CHANGES TO IRISH BANKRUPTCY LAW
Steps have been taken by the Minister for Justice to reduce the minimum period which a personal bankruptcy is required to last by Irish law. The current position is that all bankruptcies last a minimum of twelve years. That is set to change to a minimum five years following the passage of the Civil Law (Miscellaneous Provisions) Act, 2011 (“the Act”). In order for the change to take place the Minister for Justice has to make a commencement order bringing the measure into effect.
The position will be that provided the bankruptcy has lasted for five years, the costs expenses and fees of the bankruptcy have been discharged and the bankrupt’s preferential creditors (e.g. the Revenue Commissioners) have been discharged, then the bankrupt can apply to the Court for a discharge of the bankruptcy.
Furthermore, the Act provides that all bankruptcies will last no more than twelve years.
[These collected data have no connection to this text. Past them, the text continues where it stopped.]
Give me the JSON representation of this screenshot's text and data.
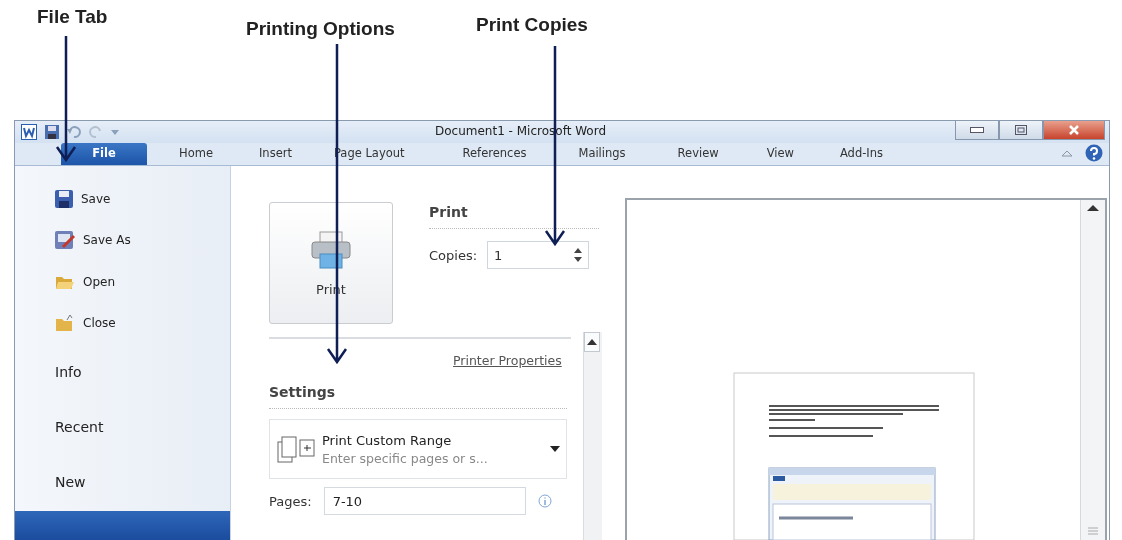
{
  "annotations": [
    {
      "label": "File Tab"
    },
    {
      "label": "Printing Options"
    },
    {
      "label": "Print Copies"
    }
  ],
  "window": {
    "title": "Document1 - Microsoft Word"
  },
  "ribbon_tabs": [
    {
      "label": "File",
      "selected": true
    },
    {
      "label": "Home",
      "selected": false
    },
    {
      "label": "Insert",
      "selected": false
    },
    {
      "label": "Page Layout",
      "selected": false
    },
    {
      "label": "References",
      "selected": false
    },
    {
      "label": "Mailings",
      "selected": false
    },
    {
      "label": "Review",
      "selected": false
    },
    {
      "label": "View",
      "selected": false
    },
    {
      "label": "Add-Ins",
      "selected": false
    }
  ],
  "nav": {
    "items": [
      {
        "kind": "command",
        "label": "Save",
        "selected": false
      },
      {
        "kind": "command",
        "label": "Save As",
        "selected": false
      },
      {
        "kind": "command",
        "label": "Open",
        "selected": false
      },
      {
        "kind": "command",
        "label": "Close",
        "selected": false
      },
      {
        "kind": "page",
        "label": "Info",
        "selected": false
      },
      {
        "kind": "page",
        "label": "Recent",
        "selected": false
      },
      {
        "kind": "page",
        "label": "New",
        "selected": false
      },
      {
        "kind": "page",
        "selected": true
      }
    ]
  },
  "print": {
    "button": "Print",
    "heading": "Print",
    "copies_label": "Copies:",
    "copies_value": "1",
    "printer_properties": "Printer Properties"
  },
  "settings": {
    "heading": "Settings",
    "dropdown": {
      "title": "Print Custom Range",
      "subtitle": "Enter specific pages or s..."
    },
    "pages_label": "Pages:",
    "pages_value": "7-10"
  }
}
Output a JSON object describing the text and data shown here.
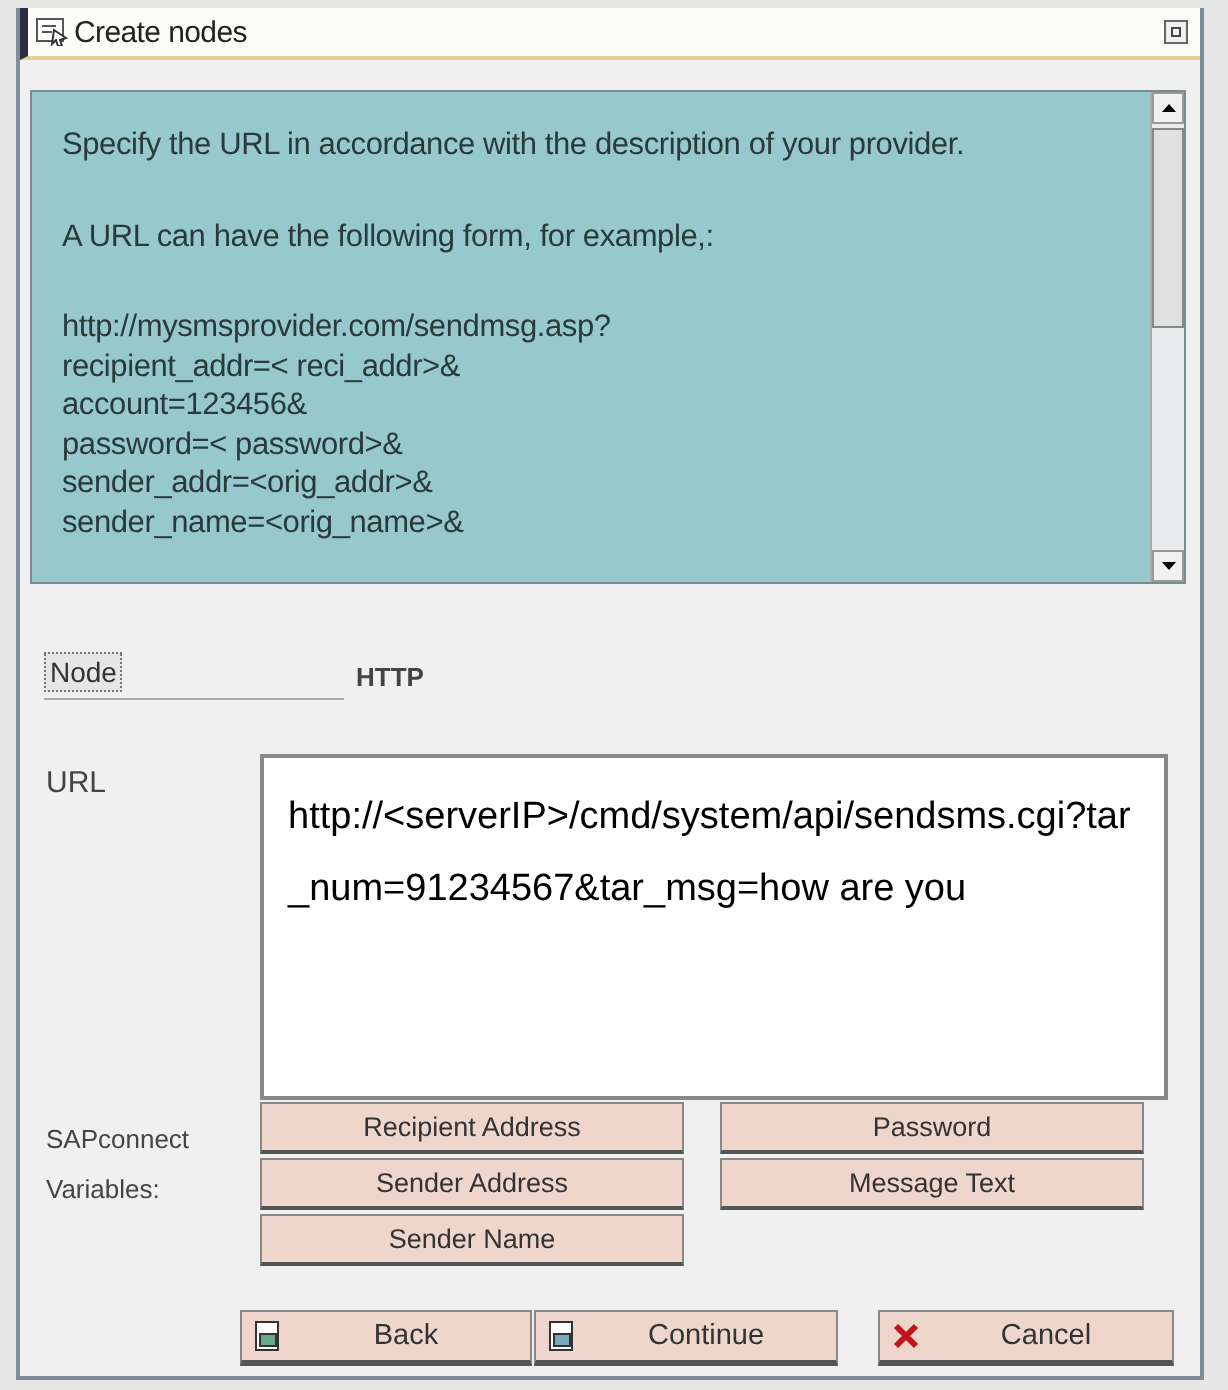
{
  "window": {
    "title": "Create nodes"
  },
  "info": {
    "paragraphs": [
      [
        "Specify the URL in accordance with the description of your provider."
      ],
      [
        "A URL can have the following form, for example,:"
      ],
      [
        "http://mysmsprovider.com/sendmsg.asp?",
        "recipient_addr=< reci_addr>&",
        "account=123456&",
        "password=< password>&",
        "sender_addr=<orig_addr>&",
        "sender_name=<orig_name>&"
      ]
    ]
  },
  "node": {
    "label": "Node",
    "value": "HTTP"
  },
  "url": {
    "label": "URL",
    "value": "http://<serverIP>/cmd/system/api/sendsms.cgi?tar_num=91234567&tar_msg=how are you"
  },
  "variables": {
    "label_lines": [
      "SAPconnect",
      "Variables:"
    ],
    "buttons": [
      "Recipient Address",
      "Password",
      "Sender Address",
      "Message Text",
      "Sender Name"
    ]
  },
  "actions": [
    {
      "label": "Back",
      "kind": "back"
    },
    {
      "label": "Continue",
      "kind": "continue"
    },
    {
      "label": "Cancel",
      "kind": "cancel"
    }
  ]
}
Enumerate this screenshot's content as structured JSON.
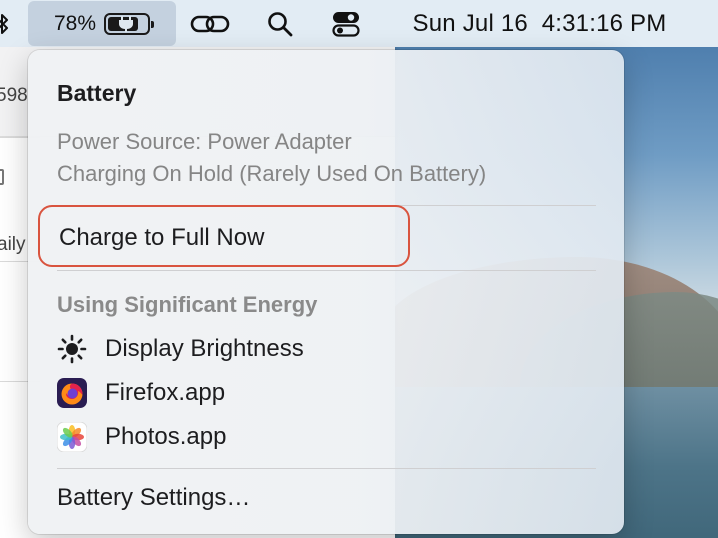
{
  "menubar": {
    "battery_percent": "78%",
    "battery_level": 0.78,
    "clock": "Sun Jul 16  4:31:16 PM",
    "icons": [
      "bluetooth-icon",
      "battery-icon",
      "link-icon",
      "search-icon",
      "control-center-icon"
    ]
  },
  "background_app": {
    "fragments": [
      "598",
      "aily"
    ]
  },
  "battery_menu": {
    "title": "Battery",
    "power_source": "Power Source: Power Adapter",
    "charging_status": "Charging On Hold (Rarely Used On Battery)",
    "charge_full_label": "Charge to Full Now",
    "energy_section_title": "Using Significant Energy",
    "energy_items": [
      {
        "label": "Display Brightness",
        "icon": "brightness-icon"
      },
      {
        "label": "Firefox.app",
        "icon": "firefox-icon"
      },
      {
        "label": "Photos.app",
        "icon": "photos-icon"
      }
    ],
    "settings_label": "Battery Settings…"
  },
  "colors": {
    "highlight_outline": "#d9543f",
    "menu_text": "#1d1d1f",
    "muted_text": "#858585"
  }
}
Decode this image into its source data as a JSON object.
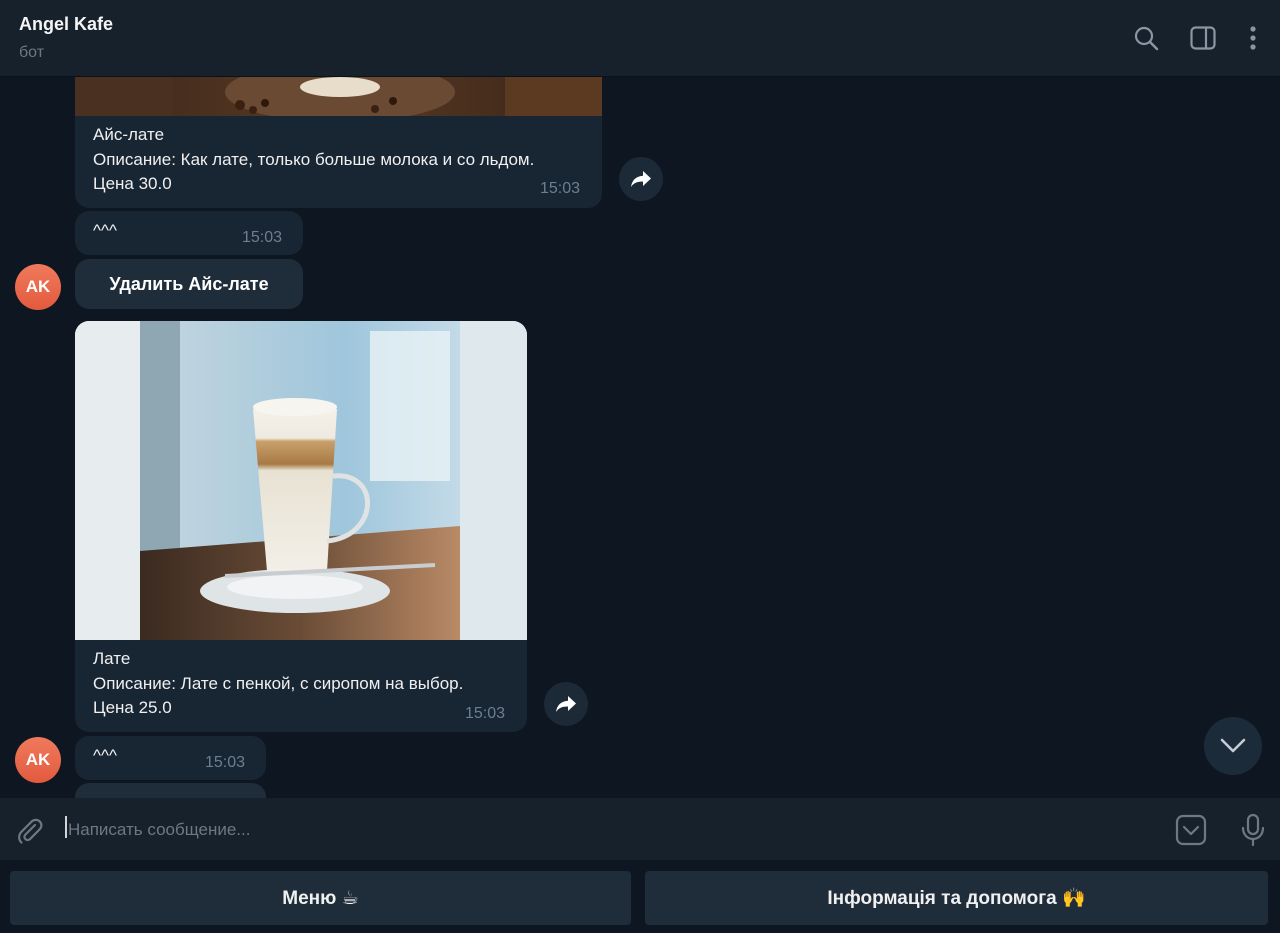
{
  "header": {
    "title": "Angel Kafe",
    "status": "бот",
    "icons": [
      "search-icon",
      "sidebar-toggle-icon",
      "more-vertical-icon"
    ]
  },
  "messages": [
    {
      "type": "product",
      "name": "Айс-лате",
      "description": "Описание: Как лате, только больше молока и со льдом.",
      "price": "Цена 30.0",
      "time": "15:03"
    },
    {
      "type": "text",
      "text": "^^^",
      "time": "15:03",
      "avatar": "AK"
    },
    {
      "type": "inline_button",
      "label": "Удалить Айс-лате"
    },
    {
      "type": "product",
      "name": "Лате",
      "description": "Описание: Лате с пенкой, с сиропом на выбор.",
      "price": "Цена 25.0",
      "time": "15:03"
    },
    {
      "type": "text",
      "text": "^^^",
      "time": "15:03",
      "avatar": "AK"
    }
  ],
  "composer": {
    "placeholder": "Написать сообщение...",
    "icons": [
      "attach-icon",
      "bot-keyboard-icon",
      "microphone-icon"
    ]
  },
  "keyboard": {
    "buttons": [
      "Меню ☕",
      "Інформація та допомога 🙌"
    ]
  },
  "colors": {
    "background": "#0e1621",
    "header": "#17212b",
    "bubble": "#182533",
    "avatar": "#e8674a",
    "accent_text": "#6d7f8f"
  }
}
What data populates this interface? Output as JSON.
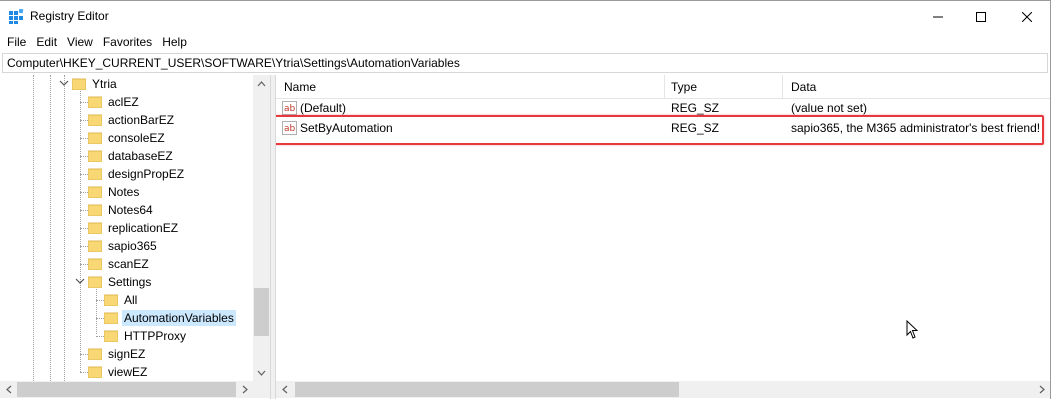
{
  "window": {
    "title": "Registry Editor"
  },
  "menu": {
    "items": [
      {
        "label": "File"
      },
      {
        "label": "Edit"
      },
      {
        "label": "View"
      },
      {
        "label": "Favorites"
      },
      {
        "label": "Help"
      }
    ]
  },
  "address": {
    "path": "Computer\\HKEY_CURRENT_USER\\SOFTWARE\\Ytria\\Settings\\AutomationVariables"
  },
  "tree": {
    "items": [
      {
        "label": "Ytria",
        "expanded": true
      },
      {
        "label": "aclEZ"
      },
      {
        "label": "actionBarEZ"
      },
      {
        "label": "consoleEZ"
      },
      {
        "label": "databaseEZ"
      },
      {
        "label": "designPropEZ"
      },
      {
        "label": "Notes"
      },
      {
        "label": "Notes64"
      },
      {
        "label": "replicationEZ"
      },
      {
        "label": "sapio365"
      },
      {
        "label": "scanEZ"
      },
      {
        "label": "Settings",
        "expanded": true
      },
      {
        "label": "All"
      },
      {
        "label": "AutomationVariables",
        "selected": true
      },
      {
        "label": "HTTPProxy"
      },
      {
        "label": "signEZ"
      },
      {
        "label": "viewEZ"
      }
    ]
  },
  "list": {
    "columns": [
      "Name",
      "Type",
      "Data"
    ],
    "rows": [
      {
        "name": "(Default)",
        "type": "REG_SZ",
        "data": "(value not set)"
      },
      {
        "name": "SetByAutomation",
        "type": "REG_SZ",
        "data": "sapio365, the M365 administrator's best friend!"
      }
    ]
  },
  "colors": {
    "selection": "#cce8ff",
    "highlight_border": "#e5393e",
    "folder": "#f8d775"
  }
}
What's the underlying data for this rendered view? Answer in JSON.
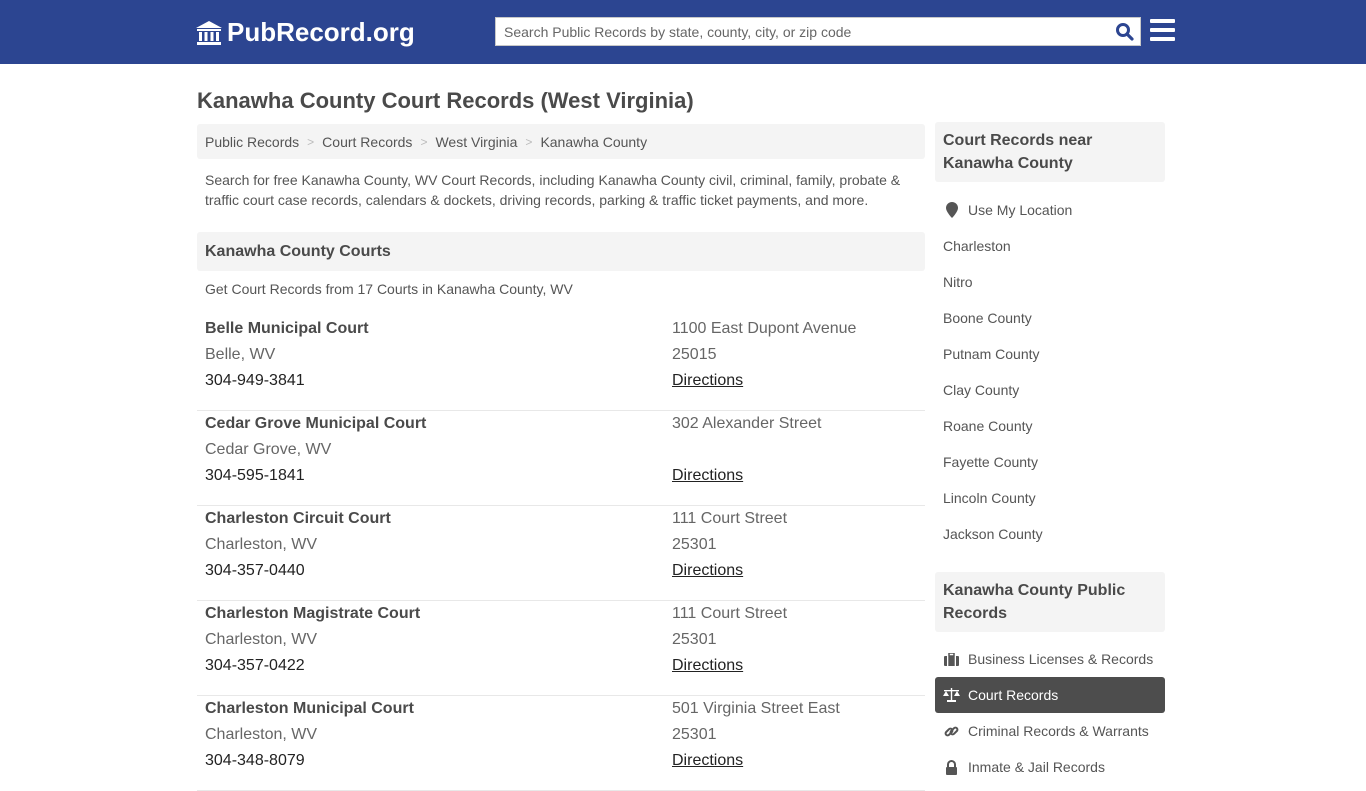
{
  "header": {
    "logo_text": "PubRecord.org",
    "search_placeholder": "Search Public Records by state, county, city, or zip code",
    "brand_color": "#2c4591"
  },
  "page_title": "Kanawha County Court Records (West Virginia)",
  "breadcrumb": [
    {
      "label": "Public Records"
    },
    {
      "label": "Court Records"
    },
    {
      "label": "West Virginia"
    },
    {
      "label": "Kanawha County"
    }
  ],
  "intro": "Search for free Kanawha County, WV Court Records, including Kanawha County civil, criminal, family, probate & traffic court case records, calendars & dockets, driving records, parking & traffic ticket payments, and more.",
  "courts_section": {
    "title": "Kanawha County Courts",
    "subtitle": "Get Court Records from 17 Courts in Kanawha County, WV",
    "directions_label": "Directions",
    "courts": [
      {
        "name": "Belle Municipal Court",
        "city": "Belle, WV",
        "phone": "304-949-3841",
        "address": "1100 East Dupont Avenue",
        "zip": "25015",
        "directions": "Directions"
      },
      {
        "name": "Cedar Grove Municipal Court",
        "city": "Cedar Grove, WV",
        "phone": "304-595-1841",
        "address": "302 Alexander Street",
        "zip": "",
        "directions": "Directions"
      },
      {
        "name": "Charleston Circuit Court",
        "city": "Charleston, WV",
        "phone": "304-357-0440",
        "address": "111 Court Street",
        "zip": "25301",
        "directions": "Directions"
      },
      {
        "name": "Charleston Magistrate Court",
        "city": "Charleston, WV",
        "phone": "304-357-0422",
        "address": "111 Court Street",
        "zip": "25301",
        "directions": "Directions"
      },
      {
        "name": "Charleston Municipal Court",
        "city": "Charleston, WV",
        "phone": "304-348-8079",
        "address": "501 Virginia Street East",
        "zip": "25301",
        "directions": "Directions"
      }
    ]
  },
  "sidebar": {
    "nearby": {
      "title": "Court Records near Kanawha County",
      "use_location": "Use My Location",
      "items": [
        "Charleston",
        "Nitro",
        "Boone County",
        "Putnam County",
        "Clay County",
        "Roane County",
        "Fayette County",
        "Lincoln County",
        "Jackson County"
      ]
    },
    "public_records": {
      "title": "Kanawha County Public Records",
      "items": [
        {
          "label": "Business Licenses & Records",
          "icon": "briefcase-icon",
          "active": false
        },
        {
          "label": "Court Records",
          "icon": "scale-icon",
          "active": true
        },
        {
          "label": "Criminal Records & Warrants",
          "icon": "link-icon",
          "active": false
        },
        {
          "label": "Inmate & Jail Records",
          "icon": "lock-icon",
          "active": false
        }
      ]
    }
  }
}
This is a major revision of the current position. The current law provides that a bankruptcy can last indefinitely provided that the bankrupt’s creditors remain undischarged.
It is important to remember that the Minister must commence these provisions in order for them to become effective.
The programme for government also includes a Personal Insolvency Bill which is expected to be published in 2012 and which will deal more substantively with the entire area of personal insolvency.